Om, the vocal essence of the universe according to various South Asian religions
Even if one does not accept the Church’s truth claims, it clearly has a knack for tapping into deep, primordial religious themes and principles that pop up across time and space. One of these is what I’m going to call capital-S and lowercase-s sacred objects and symbolism. (There may be a more formal term in the anthropology of religion for this distinction that I’m not aware of, but these terms should suffice for our purposes).
The lower-case s sacred symbols and objects are ones that we would not feel any compunction about throwing in the dumpster if they were worn out. In our own case, if a pamphlet with the Church’s name in the official typography was torn up, I wouldn’t feel any hesitation about throwing it out in the way that I would with, for example, temple garments, which have more of a per se, intrinsic, capital-S Sacredness. (The distinction I’m drawing here perhaps fits into the Pacific Island religious concept of tapu that denotes the same intrinsic Sacred apartness, and yes, that’s the word from which we get taboo, but the English word has come to mean something different).
I’ll even go so far as to say that the sacrament bread as a symbol fits into the former category, as the deacons throw it out once it’s done. For Catholics, however, there is a whole process for respectfully disposing of blessed communion wafers akin to our process of disposing of old garments. (Even the term “symbol” can be a misnomer, as a symbol represents something else, whereas for Catholics the Eucharist is the thing itself.) Similarly, Orthodox icons and Hindu statues have an embedded divine essence that make them more than a prayer aid. Finally, for many faiths, although not ours–scripture is an example of this, with the Sikh’s Guru Granth occupying a position not only as holy writ, but as an eternal Guru (prophet-figure) itself that a couple circumambulates as they are being married (fun aside: I went to a Sikh wedding once where it looked like there was a brief struggle between the bride, who wanted to walk around it side-by-side with her husband, and the religious officiaters, who wanted him to lead). The Torah scrolls in a synagogue similarly have a level of reverence reserved for them that approximates that reserved for the Catholic Eucharist, with a series of regulations about storing, moving, and handling them.

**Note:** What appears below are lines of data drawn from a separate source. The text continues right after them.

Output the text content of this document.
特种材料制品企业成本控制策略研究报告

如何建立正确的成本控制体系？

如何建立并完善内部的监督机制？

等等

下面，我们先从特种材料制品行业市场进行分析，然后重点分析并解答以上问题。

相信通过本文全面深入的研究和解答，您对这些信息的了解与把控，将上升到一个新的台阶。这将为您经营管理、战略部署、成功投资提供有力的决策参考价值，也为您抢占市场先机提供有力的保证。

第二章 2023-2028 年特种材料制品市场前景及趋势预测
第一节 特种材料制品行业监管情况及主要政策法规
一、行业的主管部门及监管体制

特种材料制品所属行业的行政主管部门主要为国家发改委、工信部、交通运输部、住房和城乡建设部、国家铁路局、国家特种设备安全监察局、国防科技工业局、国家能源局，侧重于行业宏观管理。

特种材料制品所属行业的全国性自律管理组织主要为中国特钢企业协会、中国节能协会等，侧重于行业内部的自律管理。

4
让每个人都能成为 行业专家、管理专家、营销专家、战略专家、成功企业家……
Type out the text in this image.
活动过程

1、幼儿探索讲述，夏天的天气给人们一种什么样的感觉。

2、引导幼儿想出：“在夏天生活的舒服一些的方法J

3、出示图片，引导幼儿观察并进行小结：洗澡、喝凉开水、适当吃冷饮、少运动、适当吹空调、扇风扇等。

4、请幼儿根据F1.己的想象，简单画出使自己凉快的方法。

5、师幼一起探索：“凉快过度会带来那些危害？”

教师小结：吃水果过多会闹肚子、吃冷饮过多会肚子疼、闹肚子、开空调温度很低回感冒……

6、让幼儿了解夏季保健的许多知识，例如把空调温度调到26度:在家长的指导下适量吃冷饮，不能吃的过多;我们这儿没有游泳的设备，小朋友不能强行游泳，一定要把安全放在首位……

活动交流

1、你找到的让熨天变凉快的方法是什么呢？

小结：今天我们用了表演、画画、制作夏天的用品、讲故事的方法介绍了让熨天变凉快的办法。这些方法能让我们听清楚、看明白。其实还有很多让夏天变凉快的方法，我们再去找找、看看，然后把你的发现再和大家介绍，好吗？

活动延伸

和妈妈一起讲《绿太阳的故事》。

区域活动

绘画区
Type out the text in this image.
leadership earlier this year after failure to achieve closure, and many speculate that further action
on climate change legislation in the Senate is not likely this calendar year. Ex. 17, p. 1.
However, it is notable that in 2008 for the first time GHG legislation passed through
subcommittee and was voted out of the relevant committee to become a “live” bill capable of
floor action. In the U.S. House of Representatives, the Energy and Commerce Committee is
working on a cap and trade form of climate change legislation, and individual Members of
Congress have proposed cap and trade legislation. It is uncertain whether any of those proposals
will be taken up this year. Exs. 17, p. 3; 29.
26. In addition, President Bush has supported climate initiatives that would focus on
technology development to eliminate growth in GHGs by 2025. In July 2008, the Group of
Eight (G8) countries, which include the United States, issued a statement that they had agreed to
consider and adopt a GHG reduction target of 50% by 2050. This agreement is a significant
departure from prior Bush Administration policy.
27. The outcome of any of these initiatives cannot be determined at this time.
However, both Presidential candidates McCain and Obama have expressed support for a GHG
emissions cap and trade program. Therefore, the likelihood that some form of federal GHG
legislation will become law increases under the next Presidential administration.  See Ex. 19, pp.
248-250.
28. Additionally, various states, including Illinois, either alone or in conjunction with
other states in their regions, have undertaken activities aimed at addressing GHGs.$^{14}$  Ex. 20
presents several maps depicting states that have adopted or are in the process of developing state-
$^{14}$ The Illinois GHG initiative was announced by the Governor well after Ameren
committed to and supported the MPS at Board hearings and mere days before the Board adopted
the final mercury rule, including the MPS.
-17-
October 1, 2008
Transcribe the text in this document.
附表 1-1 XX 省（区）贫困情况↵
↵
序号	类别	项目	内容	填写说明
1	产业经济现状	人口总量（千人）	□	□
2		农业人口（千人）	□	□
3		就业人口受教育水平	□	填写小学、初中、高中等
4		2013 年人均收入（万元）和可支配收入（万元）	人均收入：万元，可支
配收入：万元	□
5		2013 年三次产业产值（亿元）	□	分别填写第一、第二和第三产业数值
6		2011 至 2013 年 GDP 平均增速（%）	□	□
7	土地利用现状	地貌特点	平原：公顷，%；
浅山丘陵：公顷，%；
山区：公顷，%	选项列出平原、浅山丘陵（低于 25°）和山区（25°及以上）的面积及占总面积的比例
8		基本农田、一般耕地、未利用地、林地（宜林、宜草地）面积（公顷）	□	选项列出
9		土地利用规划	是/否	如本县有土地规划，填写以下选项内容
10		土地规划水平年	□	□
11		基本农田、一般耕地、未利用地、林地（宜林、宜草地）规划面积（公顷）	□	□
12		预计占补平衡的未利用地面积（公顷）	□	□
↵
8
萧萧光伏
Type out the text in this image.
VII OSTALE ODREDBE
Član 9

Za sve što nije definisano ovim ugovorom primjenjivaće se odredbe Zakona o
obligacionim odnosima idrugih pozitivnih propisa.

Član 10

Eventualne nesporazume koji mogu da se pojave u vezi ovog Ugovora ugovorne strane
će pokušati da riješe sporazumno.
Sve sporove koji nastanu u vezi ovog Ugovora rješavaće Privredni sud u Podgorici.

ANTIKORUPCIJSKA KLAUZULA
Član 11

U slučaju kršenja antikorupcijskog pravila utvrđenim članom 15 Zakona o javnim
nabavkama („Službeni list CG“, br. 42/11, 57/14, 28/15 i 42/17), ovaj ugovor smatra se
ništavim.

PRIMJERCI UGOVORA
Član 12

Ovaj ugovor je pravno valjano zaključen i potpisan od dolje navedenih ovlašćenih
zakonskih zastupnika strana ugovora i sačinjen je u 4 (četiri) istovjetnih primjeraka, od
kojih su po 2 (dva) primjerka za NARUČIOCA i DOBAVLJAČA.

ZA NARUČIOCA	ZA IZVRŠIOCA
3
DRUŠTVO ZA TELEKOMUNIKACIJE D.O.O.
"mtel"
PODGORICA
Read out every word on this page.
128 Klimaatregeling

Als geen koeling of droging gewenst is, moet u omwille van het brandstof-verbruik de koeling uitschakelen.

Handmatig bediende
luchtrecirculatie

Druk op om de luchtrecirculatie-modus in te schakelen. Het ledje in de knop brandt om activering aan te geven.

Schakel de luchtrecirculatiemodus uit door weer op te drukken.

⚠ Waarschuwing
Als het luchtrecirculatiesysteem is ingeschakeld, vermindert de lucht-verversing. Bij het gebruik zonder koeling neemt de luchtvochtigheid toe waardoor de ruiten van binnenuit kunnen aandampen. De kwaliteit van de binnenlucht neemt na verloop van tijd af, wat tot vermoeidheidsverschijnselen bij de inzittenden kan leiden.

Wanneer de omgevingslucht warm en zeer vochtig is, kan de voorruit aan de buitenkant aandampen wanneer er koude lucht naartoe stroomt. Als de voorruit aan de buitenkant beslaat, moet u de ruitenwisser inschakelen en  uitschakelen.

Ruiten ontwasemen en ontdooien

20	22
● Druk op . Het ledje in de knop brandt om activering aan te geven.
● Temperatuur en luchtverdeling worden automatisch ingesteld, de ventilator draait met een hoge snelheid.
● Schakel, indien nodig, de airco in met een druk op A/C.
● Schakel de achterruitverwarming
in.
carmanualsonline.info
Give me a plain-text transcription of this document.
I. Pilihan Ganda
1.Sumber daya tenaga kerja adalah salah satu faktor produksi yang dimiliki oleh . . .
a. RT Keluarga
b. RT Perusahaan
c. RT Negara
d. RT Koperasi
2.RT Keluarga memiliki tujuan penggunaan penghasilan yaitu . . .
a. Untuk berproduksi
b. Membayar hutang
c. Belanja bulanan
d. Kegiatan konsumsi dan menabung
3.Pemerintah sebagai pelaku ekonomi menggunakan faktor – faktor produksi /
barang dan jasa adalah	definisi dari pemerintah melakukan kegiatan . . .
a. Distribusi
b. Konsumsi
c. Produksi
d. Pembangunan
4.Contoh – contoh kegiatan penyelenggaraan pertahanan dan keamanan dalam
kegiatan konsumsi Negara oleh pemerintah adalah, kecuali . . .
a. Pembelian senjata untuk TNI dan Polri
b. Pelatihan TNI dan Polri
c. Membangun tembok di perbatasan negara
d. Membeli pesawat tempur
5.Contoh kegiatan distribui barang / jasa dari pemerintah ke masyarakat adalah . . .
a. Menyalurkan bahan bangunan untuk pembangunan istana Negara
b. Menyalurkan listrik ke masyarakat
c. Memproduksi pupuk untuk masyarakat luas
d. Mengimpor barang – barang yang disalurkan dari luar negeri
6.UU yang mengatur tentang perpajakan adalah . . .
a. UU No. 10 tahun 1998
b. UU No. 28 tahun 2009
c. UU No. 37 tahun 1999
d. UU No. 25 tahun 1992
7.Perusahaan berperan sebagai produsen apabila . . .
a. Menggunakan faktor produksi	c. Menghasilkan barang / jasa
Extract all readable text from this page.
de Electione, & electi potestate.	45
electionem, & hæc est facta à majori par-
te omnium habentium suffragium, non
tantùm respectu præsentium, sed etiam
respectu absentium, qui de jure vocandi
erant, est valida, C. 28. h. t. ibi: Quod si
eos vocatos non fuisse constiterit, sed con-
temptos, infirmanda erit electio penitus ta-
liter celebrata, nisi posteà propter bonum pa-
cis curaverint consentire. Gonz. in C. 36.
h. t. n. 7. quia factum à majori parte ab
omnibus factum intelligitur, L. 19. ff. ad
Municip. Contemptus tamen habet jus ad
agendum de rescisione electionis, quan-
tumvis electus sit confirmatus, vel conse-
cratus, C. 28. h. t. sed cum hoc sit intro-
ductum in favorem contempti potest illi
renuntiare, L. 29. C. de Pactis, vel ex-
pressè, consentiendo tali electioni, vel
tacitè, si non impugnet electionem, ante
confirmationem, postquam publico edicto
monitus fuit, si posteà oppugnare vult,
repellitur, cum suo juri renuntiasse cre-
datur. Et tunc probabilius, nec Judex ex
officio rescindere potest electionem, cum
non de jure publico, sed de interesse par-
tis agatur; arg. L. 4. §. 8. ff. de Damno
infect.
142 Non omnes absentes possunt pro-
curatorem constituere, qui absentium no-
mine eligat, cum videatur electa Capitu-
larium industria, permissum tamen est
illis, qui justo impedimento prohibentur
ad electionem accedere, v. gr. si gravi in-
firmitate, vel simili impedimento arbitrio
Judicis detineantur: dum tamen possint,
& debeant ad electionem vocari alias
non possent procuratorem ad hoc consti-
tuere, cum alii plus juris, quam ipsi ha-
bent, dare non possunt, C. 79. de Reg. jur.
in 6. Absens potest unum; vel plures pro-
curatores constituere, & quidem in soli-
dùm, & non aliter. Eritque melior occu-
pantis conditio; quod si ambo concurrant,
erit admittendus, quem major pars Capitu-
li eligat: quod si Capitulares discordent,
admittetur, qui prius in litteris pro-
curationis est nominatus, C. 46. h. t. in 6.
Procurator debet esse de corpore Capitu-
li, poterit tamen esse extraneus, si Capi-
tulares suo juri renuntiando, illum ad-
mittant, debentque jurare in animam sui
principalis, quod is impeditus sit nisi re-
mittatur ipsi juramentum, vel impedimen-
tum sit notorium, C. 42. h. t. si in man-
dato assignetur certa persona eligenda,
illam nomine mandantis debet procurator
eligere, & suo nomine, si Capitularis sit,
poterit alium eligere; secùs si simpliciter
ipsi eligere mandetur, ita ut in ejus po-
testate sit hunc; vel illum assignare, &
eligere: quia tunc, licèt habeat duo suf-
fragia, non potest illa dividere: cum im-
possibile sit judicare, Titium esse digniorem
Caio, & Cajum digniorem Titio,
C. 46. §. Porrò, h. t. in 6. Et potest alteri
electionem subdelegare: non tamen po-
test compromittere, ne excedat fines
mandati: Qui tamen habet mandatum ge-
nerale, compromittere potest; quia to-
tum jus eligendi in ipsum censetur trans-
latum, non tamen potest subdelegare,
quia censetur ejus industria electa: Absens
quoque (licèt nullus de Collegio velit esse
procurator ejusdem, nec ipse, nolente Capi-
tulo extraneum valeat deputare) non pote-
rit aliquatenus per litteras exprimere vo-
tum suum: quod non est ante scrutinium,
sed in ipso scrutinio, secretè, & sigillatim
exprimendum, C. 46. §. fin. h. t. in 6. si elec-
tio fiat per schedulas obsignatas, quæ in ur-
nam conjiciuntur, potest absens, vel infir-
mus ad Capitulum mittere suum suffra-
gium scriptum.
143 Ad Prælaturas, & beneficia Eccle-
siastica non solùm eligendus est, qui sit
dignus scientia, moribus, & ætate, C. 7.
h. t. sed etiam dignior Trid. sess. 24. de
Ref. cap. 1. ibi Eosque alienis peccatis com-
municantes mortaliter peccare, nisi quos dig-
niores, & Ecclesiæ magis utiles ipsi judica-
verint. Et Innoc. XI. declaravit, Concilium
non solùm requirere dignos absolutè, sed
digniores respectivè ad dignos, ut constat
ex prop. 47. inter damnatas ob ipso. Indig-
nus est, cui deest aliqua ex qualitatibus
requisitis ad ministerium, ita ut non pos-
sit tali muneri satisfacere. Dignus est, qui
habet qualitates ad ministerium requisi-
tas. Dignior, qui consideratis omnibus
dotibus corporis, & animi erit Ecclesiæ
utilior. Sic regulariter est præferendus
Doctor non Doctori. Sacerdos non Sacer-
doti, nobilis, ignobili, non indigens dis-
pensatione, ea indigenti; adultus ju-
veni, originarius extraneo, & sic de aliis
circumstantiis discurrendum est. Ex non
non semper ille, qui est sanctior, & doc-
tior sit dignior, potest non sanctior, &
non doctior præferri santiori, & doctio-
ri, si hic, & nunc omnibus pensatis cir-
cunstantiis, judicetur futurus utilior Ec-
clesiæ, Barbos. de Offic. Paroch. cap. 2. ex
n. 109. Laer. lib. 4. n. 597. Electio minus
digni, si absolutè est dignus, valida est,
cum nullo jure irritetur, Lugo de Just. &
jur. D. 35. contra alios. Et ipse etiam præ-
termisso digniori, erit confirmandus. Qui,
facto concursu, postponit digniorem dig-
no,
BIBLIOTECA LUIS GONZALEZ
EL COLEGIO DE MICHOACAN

In many instances these Sacred symbols are not physical objects, but actual geometric designs. For us the closest analogue that we have are the temple symbols. While nobody is bothered by the idea that the Christus statue came out of a graphic design office, as inspired as those professionals might be, some people are still skittish, rightly or wrongly, about the connection between Freemasonry and the temple symbols. With capital-S Sacred shapes and geometries, we’re more comfortable with the operating assumption that they came directly from God than by the prospect that God infused them with sacrality after they had been created by humans.
My understanding is that the name of God in Arabic is one such Sacred design for Islam, where they have certain norms and regulations about where it is placed and what one can do with it. Similarly, in some versions of Jewish mysticism Hebrew letters are embedded with spiritual energy (which I assume is the inspiration for the fokloric Jewish story of the Golem clay figure being brought to life with Hebrew letters), and in Taoism there are Sacred symbols used in incantations.
Similarly, the Sanskrit script for Om, the syllable that according to various South Asian religions contains the essence of the universe, has an intrinsic sacrality that extends beyond, say, a Jesus fish. However, for Om it is the sound itself that is Sacred. The closest thing we have to Sacred sound is the Sacred name in the temple. Similar to how the ancient Hebrews could only say the unedited name of God in very particular circumstances in the temple, we have our analogue in modern day temples. In a sense before the Adamic language components were removed from the Endowment we even had our equivalent of a Sacred phrase in a Sacred language in a Sacred place.
Of course the line between lowercase and uppercase S sacred isn’t always clear. I remember as a teenager being told that the Holy of Holies was the one room where only the President of the Church was allowed into, and then I heard somewhere that there is a janitor that’s also allowed access and that it’s more of a personal prayer room for the Church President, and that somehow made it less cool and reified to my teenage mind than the old school, High Priest-only on pain of divine smiting Holy of Holies in the Jerusalem Temple. (To be clear, I don’t actually know what the janitorial situation is for the Salt Lake City Holy of Holies). It would become exhausting if everything was capital-s Sacred, but that is one aspect of faith that I hope does not completely dissipate with modernity.